My parents died horribly.
When Mobious sent me away from Voferen Kahago, and I think it was as much for my education and my safety, he told me to return when I had found my queen. I privately vowed that I would not return until the dragon as lord of his land had paid my parent’s blood fee. Girard escorted me away from my home and left me after we had traveled three days south from the final cottages of Voferen. He had retired from the guarde and was planning to settle in Sapproach. He blames himself, but it is wrong for him to do so. No one could have saved them from the dragon.
I don’t want to risk your life. But I fear I don’t have the courage to continue this journey without you.
Geoffrey
Fourteen
∞ Edling Geoffrey of Kaveg’s journal ∞
Fall
Denver, CO America
She kissed me! On the cheek, yes, but she kissed me. And she smiled as brightly as when we reached the Sapproach river. I was up in the attic this afternoon, looking for the stormwindows our landlady said were up there. I wouldn’t know what a stormwindow looked like if I was closing the shutters on it, but I was dutifully rummaging away while Nanda scrubbed our small rooms.

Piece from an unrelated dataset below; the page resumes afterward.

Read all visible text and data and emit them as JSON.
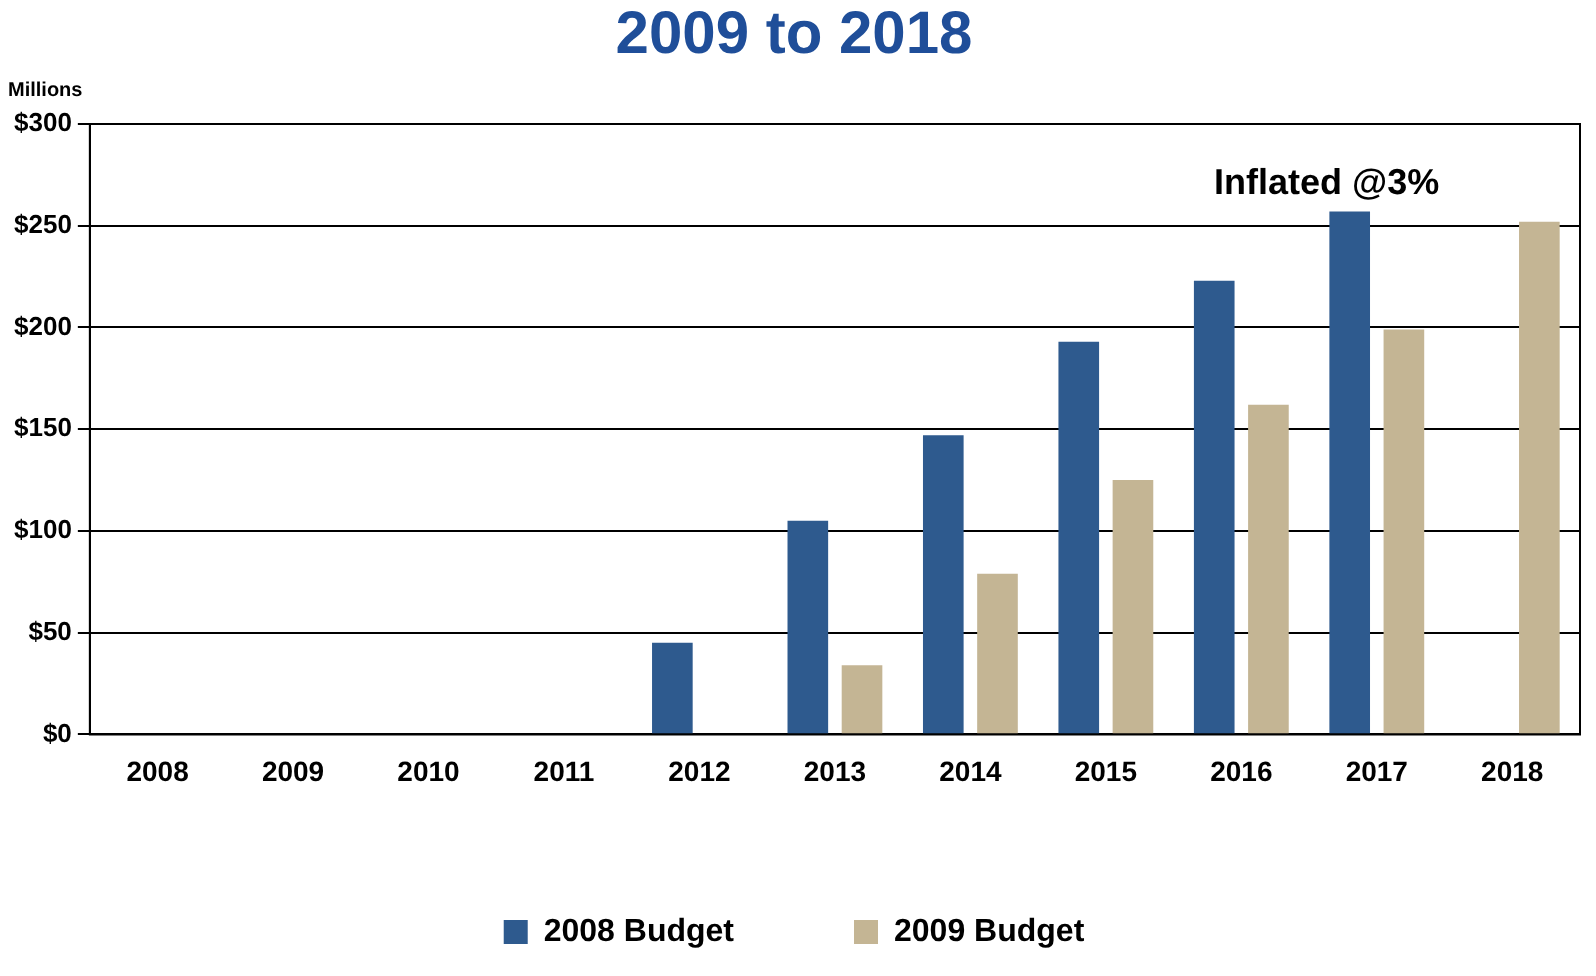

The poor apartment is so bare. We have a threadworn rug laid down over the wooden floor in the main room and Nanda has bought paints and brushes to decorate the walls. I’ve begun painting a traveler’s doorway on the south wall showing our campground in the mountains. Our bedroom floor has been decorated by a couple of the dogs from downstairs who tramped through my paint and ran around in there until Nanda trapped them in the bathroom.
She’d just started scrubbing the kitchen when she sent me to find the stormwindows after lunch. I was dutifully searching through the dusty third floor rooms that our landlady referred to as the attic and I’d found some interesting items; colorful paper books, a carved rocker made of wood so rotten it crumbled when I touched it, a rusted horse on wheels with a faded red bow tied around its tail. But no windows. I began to think that perhaps I was supposed to take the glass from the windows in the walls and that’s when I found the flower. A vine had grown through the broken window and out again and it was in bloom with yellow and purple buds.